Banque du Canada: la grande surprise chez les économistes

Même son de cloche à Québec , où Clément Gignac, vice-président principal et économiste en chef de l’Industrielle Alliance, avoue également avoir été surpris par cette annonce.

« Ce serait prétentieux de dire que nous l’avions vu venir puisque aucun économiste dans les sondages ne l’avait prévu. Ça témoigne d’un niveau de nervosité important à Ottawa avec, notamment, le report du budget de deux mois annoncé la semaine prochaine. C’est donc plus compliqué que prévu d’équilibrer le budget.»

Cette baisse du taux directeur est liée de façon inhérente à la baisse importante des prix du pétrole des six derniers mois. Alors que le pétrole représente 20 % des exportations du Canada, la Banque aurait voulu prendre une « police d’assurance » contre une récession au pays, bien qu’un tel ralentissement soit «presque inévitable en Alberta», selon Clément Gignac.

Une autre baisse des taux n’est pas pour l’instant exclue par la Banque du Canada qui estime que le prix du baril de pétrole devrait remonter autour des 60 $ cette année alors qu’il varie actuellement entre 45 et 50 $.

« La Banque n’a pas exclu qu’on ait une deuxième baisse à la prochaine rencontre, mais après il ne lui restera pas beaucoup de marge de manœuvre et on devrait revenir au statut quo, note Benoit Durocher. Nous prévoyons actuellement une hausse des taux directeurs dans le coin de la mi-année 2016.»

Changement de régime pétrolier (la suite en page 2)

Changement de régime pétrolier

En abaissant son taux directeur, la Banque du Canada souhaite favoriser un transfert des pôles économiques de l’ouest vers l’est du pays. Un faible dollar canadien aura en effet une influence positive sur les exportations canadiennes, mais faut-il encore que les entreprises soient prêtes à emboîter le pas.
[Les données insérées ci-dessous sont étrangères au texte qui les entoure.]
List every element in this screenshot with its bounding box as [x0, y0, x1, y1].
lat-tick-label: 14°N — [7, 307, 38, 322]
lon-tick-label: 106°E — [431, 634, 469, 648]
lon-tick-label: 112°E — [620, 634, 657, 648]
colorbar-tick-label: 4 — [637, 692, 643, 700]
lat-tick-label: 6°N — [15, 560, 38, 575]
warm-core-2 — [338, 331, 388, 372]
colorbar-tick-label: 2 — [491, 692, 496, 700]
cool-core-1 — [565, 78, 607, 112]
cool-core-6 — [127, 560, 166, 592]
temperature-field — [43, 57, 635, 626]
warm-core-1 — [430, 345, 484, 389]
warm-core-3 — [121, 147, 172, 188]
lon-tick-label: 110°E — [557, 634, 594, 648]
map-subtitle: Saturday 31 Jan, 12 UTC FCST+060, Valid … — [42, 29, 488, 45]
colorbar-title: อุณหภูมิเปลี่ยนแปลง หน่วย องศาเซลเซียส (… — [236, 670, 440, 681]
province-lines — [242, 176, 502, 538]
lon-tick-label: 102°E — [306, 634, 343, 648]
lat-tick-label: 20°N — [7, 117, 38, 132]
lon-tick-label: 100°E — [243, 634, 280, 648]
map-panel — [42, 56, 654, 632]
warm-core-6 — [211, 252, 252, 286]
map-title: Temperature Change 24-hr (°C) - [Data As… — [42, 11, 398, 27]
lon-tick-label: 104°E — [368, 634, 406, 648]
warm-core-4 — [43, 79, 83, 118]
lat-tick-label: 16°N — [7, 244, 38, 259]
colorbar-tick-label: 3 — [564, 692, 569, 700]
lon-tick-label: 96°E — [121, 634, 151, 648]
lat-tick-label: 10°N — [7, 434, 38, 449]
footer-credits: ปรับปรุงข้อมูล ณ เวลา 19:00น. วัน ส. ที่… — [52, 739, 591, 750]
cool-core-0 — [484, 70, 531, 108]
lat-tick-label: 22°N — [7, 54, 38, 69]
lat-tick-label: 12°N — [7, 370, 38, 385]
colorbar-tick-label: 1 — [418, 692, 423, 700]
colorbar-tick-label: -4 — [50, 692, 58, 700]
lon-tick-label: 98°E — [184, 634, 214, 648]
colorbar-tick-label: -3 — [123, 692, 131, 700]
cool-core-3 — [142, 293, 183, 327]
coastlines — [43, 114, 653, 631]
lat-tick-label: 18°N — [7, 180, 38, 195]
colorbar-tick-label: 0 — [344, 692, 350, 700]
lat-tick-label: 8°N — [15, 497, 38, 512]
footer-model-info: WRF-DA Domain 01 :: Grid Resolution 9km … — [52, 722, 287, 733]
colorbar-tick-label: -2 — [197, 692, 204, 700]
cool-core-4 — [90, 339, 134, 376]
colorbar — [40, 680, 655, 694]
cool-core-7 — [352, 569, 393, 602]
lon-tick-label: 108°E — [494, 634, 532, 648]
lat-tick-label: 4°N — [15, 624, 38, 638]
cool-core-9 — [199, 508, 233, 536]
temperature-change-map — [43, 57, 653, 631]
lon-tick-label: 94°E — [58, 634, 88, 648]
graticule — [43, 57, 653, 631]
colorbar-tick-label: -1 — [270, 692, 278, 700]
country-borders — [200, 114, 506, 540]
« Dans bien des cas les usines ne sont plus là ou sont fermées. Nos exportations vont augmenter, mais faut que les entreprises investissent et que des multinationales viennent ouvrir des usines chez nous, rappelle Clément Gignac. À moyen terme ça va nous améliorer et nous pousser à redevenir plus compétitifs. C’est notre modèle de prospérité économique qui est à revoir.»

D’ailleurs, l’impact de la chute du prix du pétrole sera aussi important sur la balance commerciale canadienne. Selon Clément Gignac, si on retire la portion attribuable aux exportations de pétrole de la balance commerciale, le Canada se retrouve en déficit plutôt qu’à l’équilibre.

Les effets de cette baisse du pétrole pourraient se faire ressentir encore longtemps au Canada, selon Clément Gignac.

«Les coûts de production les moins élevés sont chez les pays de l’Organisation des pays producteurs et exportateurs de pétrole (OPEP), pas au Canada et aux États-Unis, dit-il. S’ils décident qu’ils veulent éliminer la concurrence des pétroles non-conventionnels, ça veut dire qu’on vient de changer le régime pétrolier et ça sera très pénible pour le Canada non seulement dans les prochains trimestres, mais aussi dans les prochaines années puisque notre modèle de prospérité a été bâti autour du développement du pétrole dans l’Ouest canadien. »

L’industrie aurait besoin, selon lui, d’un baril de pétrole à un prix se situant entre 60 et 75 $ américains pour retrouver le chemin de la rentabilité.

« Il faut toutefois faire une différence entre les projets en cours et ceux à venir par rapport aux coûts de production actuels, indique Clément Gignac. Une fois tout mis en place et les dépenses d’investissements faites etc. dans les sables bitumineux, à 35 $ on est rentables, mais pour les nouveaux projets qui doivent respecter des normes environnementales plus sévères, des prix beaucoup plus élevés sont nécessaires.